Eleni Hasaki (University of Arizona)

The crafts and their artistic value remain the center of study of ancient Greek material culture, even as our attention shifts from product to the processes of production. For the ancient world, apprenticeship was the process for the transmission of technical and artistic knowledge. This paper, therefore, will survey the philological, epigraphical, and archaeological evidence on apprenticeship in ancient crafts.

From internal evidence, artists generally avoided any reference to their teachers in their signatures. In commentaries (Pliny the Elder and Pausanias), references to apprenticeship are relatively common, notably for sculpture and mural painting, but the information conveyed rarely exceeds the formulaic statement that X was the pupil of Y. In sculpture, for example, apprenticeship patterns are identified in two ways, either by single teacher-pupil attributions or, less commonly, as long chains of teacher-apprentice relationships traced back to a famous ancient artist, such as Pheidias or Polykleitos. The tradition of known apprenticeships can cover a span of many generations, each sculptor beginning as an apprentice and then becoming a teacher to a new aspiring sculptor. Such clusters of artistic tradition can include up to twelve sculptors. This craft relationship is further strengthened by a bloodrelationship, since crafts were very often family-based, with the father teaching his son or a male relative.

The apprenticeship tradition in pottery was paradigmatic for the Greeks: the potter's learning curve is often employed by philosophers as a metaphor for the steady, methodical, and patient acquisition of knowledge they sought to inculcate in their own students. Specific craft-based evidence is scanty, and we remain in darkness about the content and duration of these apprenticeships. In the case of multi-talented personalities, one only wonders how these artists learned the ropes in different media.

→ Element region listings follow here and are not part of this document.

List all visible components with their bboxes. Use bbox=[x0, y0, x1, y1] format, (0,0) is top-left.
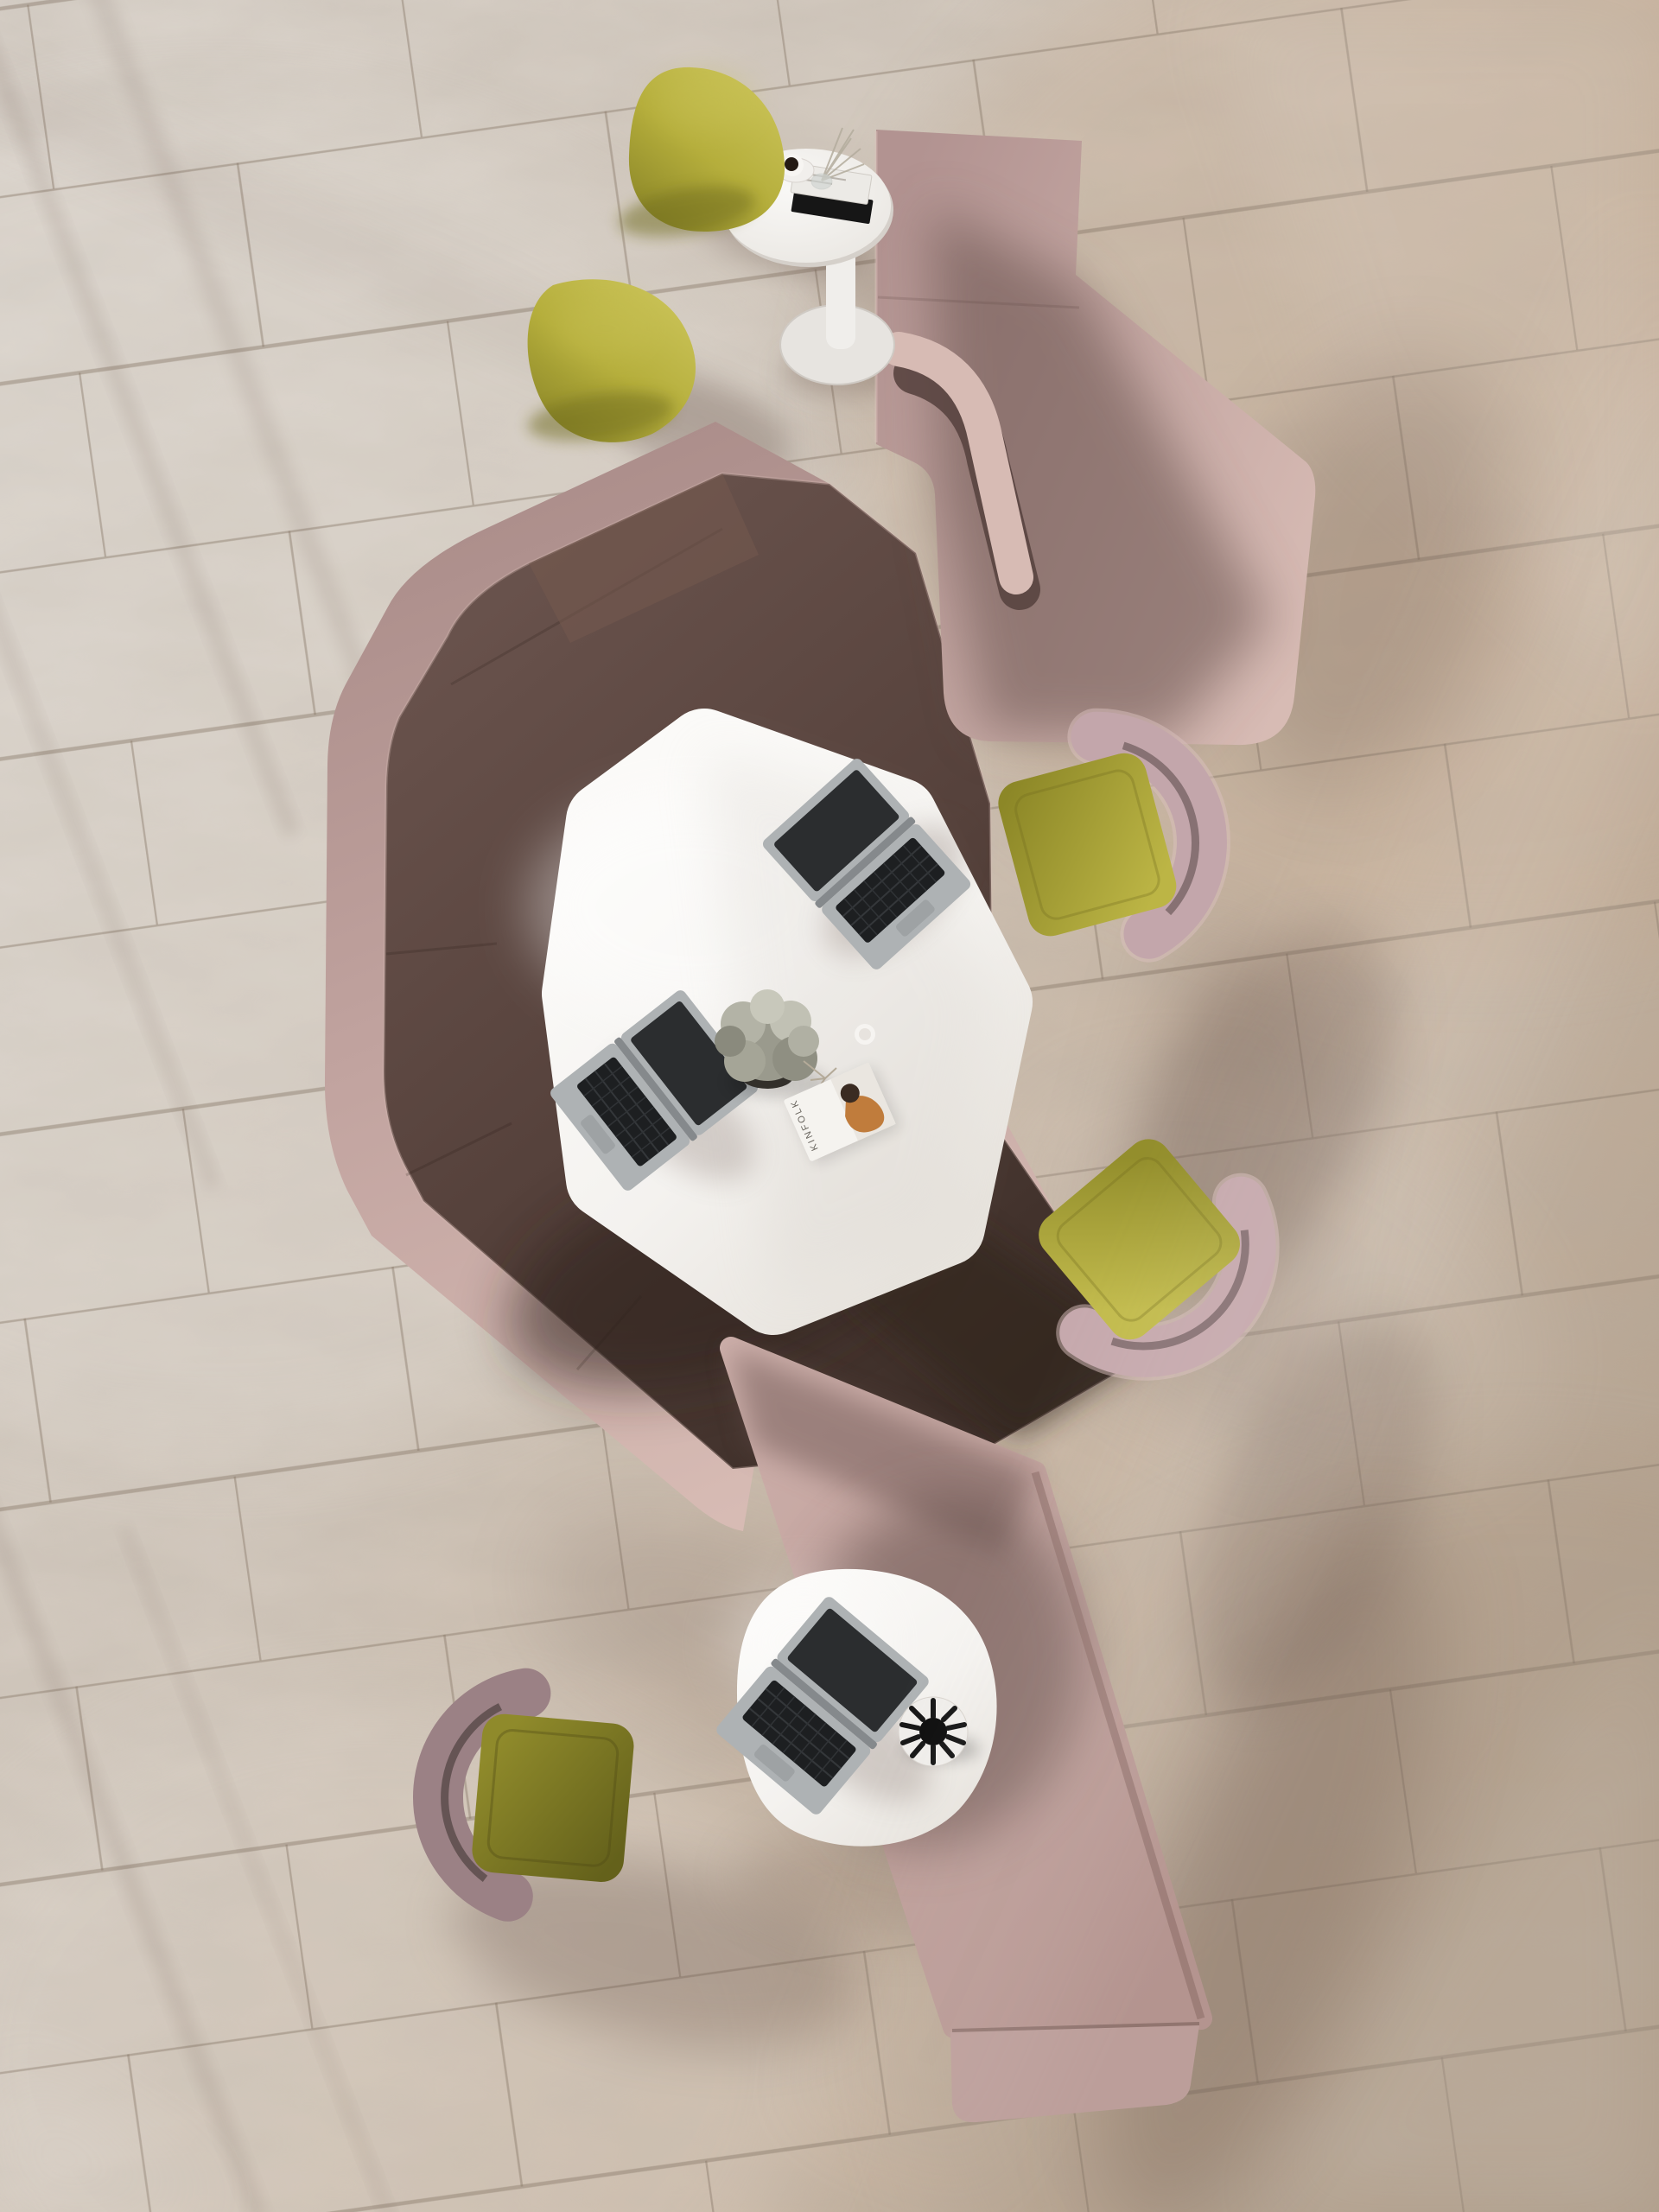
glass-vase bbox=[811, 174, 832, 189]
pouf-highlight bbox=[553, 296, 657, 361]
bowl-center bbox=[919, 1718, 947, 1745]
work-table: KINFOLK bbox=[527, 747, 994, 1296]
cup-inner bbox=[859, 1028, 871, 1040]
lounge-scene-photo: KINFOLK bbox=[0, 0, 1659, 2212]
coffee bbox=[785, 157, 798, 171]
chair-seat bbox=[470, 1713, 635, 1885]
pouf-highlight bbox=[657, 73, 752, 134]
lounge-render: KINFOLK bbox=[0, 0, 1659, 2212]
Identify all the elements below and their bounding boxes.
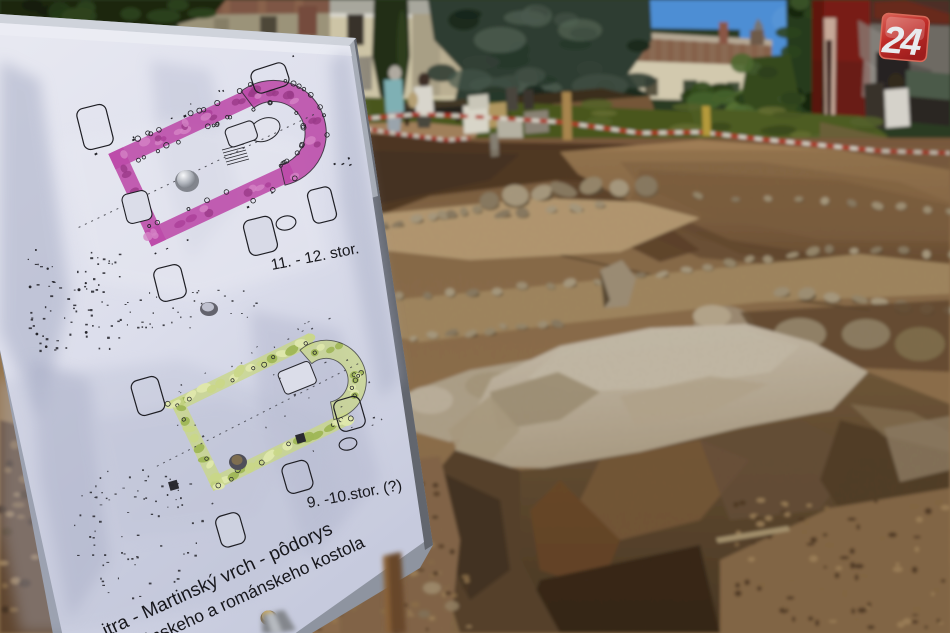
svg-text:24: 24 [880, 19, 924, 64]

It is perhaps not surprising that the formative stages of apprenticeship have remained elusive in the ancient Greek culture where the notion of protos euretes in crafts was widely celebrated. Modern literature has adopted a similar attitude with its focus on the distinctive virtuosity and style of individual 'Masters.' Thus connoisseurship has been the main basis for suggested apprenticeship ties among Athenian vase-painters, sculptors of Cycladic figurines, or cutters of Athenian inscriptions. Despite its main important contributions, connoisseurship relies on the fully-developed, idiosyncratic, style of an artist/craftsman once his apprenticeship is completed. As a result, it may not be the most suitable tool to detect apprenticeship itself. By evaluating the information gained from both the ancient references and the material remains of apprenticeship, we can start formulating methodological tools, with higher analytical definition, in order to trace craft apprenticeship in antiquity.